The float percentage is the total number of a company’s outstanding shares available to the public to be traded. A company’s float percentage is calculated by dividing its Floating Stock by its Total Outstanding Shares. It is typically expressed as a percentage. The float percentage of a company is constantly in flux due to additions or deletions of shares due to equity financing, stock buybacks, stock options and other means.
Floating stock can also be referred to as freely trading stock, marketable securities, or available shares. These are companies trading publicly and the number of available shares in the market that can be traded by investors. When there is high demand for the company's stock, but limited shares available, increased speculative demand and price volatility will occur. High demand with low supply may cause the price of the stock to outperform in the short term, but can also be very risky for investors.
Investors should pay attention to a company’s float percentage as this is a critical factor when deciding where to allocate their capital. Low floating stocks are more volatile than those with higher float. Due to the relatively small number of shares outstanding, it can be difficult to enter and exit positions in low floating stocks. These stocks are often expensive to buy and sell, since each shares represent a larger percentage of the total available shares to trade.
High floating stocks make it easier for investors to buy or sell as the liquidity on the market is higher. Due to the increased supply of shares, the prices tend to be less volatile as the risk is more evenly spread across more shares.
In sum, it is important to have an understanding of a company’s Floating Stock, as such an understanding can help investors make wiser and more informed investment decisions. By knowing how many shares are available to trade, investors can determine whether a certain stock is worth buying, and whether or not the price is right. Additionally, if a company has a particularly high or low float percentage, this could be an indicator of further risks taking and thus a stock should be further evaluated prior to investment.
The float percentage is the total number of a company’s outstanding shares available to the public to be traded. A company’s float percentage is calculated by dividing its Floating Stock by its Total Outstanding Shares. It is typically expressed as a percentage. The float percentage of a company is constantly in flux due to additions or deletions of shares due to equity financing, stock buybacks, stock options and other means.
Floating stock can also be referred to as freely trading stock, marketable securities, or available shares. These are companies trading publicly and the number of available shares in the market that can be traded by investors. When there is high demand for the company's stock, but limited shares available, increased speculative demand and price volatility will occur. High demand with low supply may cause the price of the stock to outperform in the short term, but can also be very risky for investors.

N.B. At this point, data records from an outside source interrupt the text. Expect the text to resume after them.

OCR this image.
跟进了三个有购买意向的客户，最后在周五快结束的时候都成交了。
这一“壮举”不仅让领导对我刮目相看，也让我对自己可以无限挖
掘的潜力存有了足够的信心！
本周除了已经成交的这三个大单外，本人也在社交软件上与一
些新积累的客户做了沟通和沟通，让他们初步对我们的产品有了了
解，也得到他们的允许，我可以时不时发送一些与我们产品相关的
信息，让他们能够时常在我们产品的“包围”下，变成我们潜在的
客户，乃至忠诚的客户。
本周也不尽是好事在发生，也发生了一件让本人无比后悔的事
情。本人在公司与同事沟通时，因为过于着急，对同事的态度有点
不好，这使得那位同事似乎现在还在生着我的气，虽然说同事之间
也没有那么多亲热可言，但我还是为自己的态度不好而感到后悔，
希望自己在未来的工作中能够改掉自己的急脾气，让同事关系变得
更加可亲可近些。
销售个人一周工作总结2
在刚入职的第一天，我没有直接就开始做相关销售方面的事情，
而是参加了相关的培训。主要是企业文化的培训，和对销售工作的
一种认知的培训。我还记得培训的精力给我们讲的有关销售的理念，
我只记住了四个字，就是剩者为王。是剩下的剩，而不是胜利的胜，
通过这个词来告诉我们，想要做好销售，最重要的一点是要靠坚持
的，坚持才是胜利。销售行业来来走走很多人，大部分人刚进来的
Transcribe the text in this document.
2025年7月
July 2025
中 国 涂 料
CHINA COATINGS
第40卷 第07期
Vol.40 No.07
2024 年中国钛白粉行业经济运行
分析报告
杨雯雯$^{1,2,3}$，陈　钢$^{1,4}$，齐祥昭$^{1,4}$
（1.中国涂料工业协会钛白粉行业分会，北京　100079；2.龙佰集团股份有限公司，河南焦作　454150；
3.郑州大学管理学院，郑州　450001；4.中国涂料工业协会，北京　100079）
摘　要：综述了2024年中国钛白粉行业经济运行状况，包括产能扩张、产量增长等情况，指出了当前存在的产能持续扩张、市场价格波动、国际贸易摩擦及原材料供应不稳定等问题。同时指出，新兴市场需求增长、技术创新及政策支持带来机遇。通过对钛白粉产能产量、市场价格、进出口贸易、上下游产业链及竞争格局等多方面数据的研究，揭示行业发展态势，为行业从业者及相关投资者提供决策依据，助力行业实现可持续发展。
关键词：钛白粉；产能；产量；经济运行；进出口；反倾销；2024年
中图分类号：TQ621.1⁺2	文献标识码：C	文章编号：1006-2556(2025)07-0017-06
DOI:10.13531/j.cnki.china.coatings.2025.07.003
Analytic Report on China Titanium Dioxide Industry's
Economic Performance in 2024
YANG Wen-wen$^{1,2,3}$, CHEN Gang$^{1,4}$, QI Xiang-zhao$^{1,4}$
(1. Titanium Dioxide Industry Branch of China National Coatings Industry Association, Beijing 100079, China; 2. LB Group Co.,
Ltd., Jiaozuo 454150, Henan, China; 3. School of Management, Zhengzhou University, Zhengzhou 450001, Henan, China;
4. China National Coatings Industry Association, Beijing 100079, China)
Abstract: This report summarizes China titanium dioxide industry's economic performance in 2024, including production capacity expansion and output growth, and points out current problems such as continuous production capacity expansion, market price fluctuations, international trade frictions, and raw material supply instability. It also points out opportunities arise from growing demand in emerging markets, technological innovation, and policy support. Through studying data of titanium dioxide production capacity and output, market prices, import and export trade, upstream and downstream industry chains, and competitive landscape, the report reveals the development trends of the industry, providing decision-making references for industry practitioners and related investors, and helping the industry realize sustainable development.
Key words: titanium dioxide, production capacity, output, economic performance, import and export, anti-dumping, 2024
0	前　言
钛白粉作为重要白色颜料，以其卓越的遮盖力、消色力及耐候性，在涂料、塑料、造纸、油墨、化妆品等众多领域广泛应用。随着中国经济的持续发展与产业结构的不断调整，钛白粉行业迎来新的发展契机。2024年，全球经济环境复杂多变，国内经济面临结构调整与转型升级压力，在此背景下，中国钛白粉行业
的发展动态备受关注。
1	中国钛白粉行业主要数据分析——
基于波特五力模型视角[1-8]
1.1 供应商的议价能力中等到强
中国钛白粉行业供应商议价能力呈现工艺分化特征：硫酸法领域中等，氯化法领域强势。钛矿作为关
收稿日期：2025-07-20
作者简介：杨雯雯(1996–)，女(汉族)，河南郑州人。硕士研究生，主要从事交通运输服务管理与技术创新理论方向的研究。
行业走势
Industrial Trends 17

Investors should pay attention to a company’s float percentage as this is a critical factor when deciding where to allocate their capital. Low floating stocks are more volatile than those with higher float. Due to the relatively small number of shares outstanding, it can be difficult to enter and exit positions in low floating stocks. These stocks are often expensive to buy and sell, since each shares represent a larger percentage of the total available shares to trade.
High floating stocks make it easier for investors to buy or sell as the liquidity on the market is higher. Due to the increased supply of shares, the prices tend to be less volatile as the risk is more evenly spread across more shares.
In sum, it is important to have an understanding of a company’s Floating Stock, as such an understanding can help investors make wiser and more informed investment decisions. By knowing how many shares are available to trade, investors can determine whether a certain stock is worth buying, and whether or not the price is right. Additionally, if a company has a particularly high or low float percentage, this could be an indicator of further risks taking and thus a stock should be further evaluated prior to investment.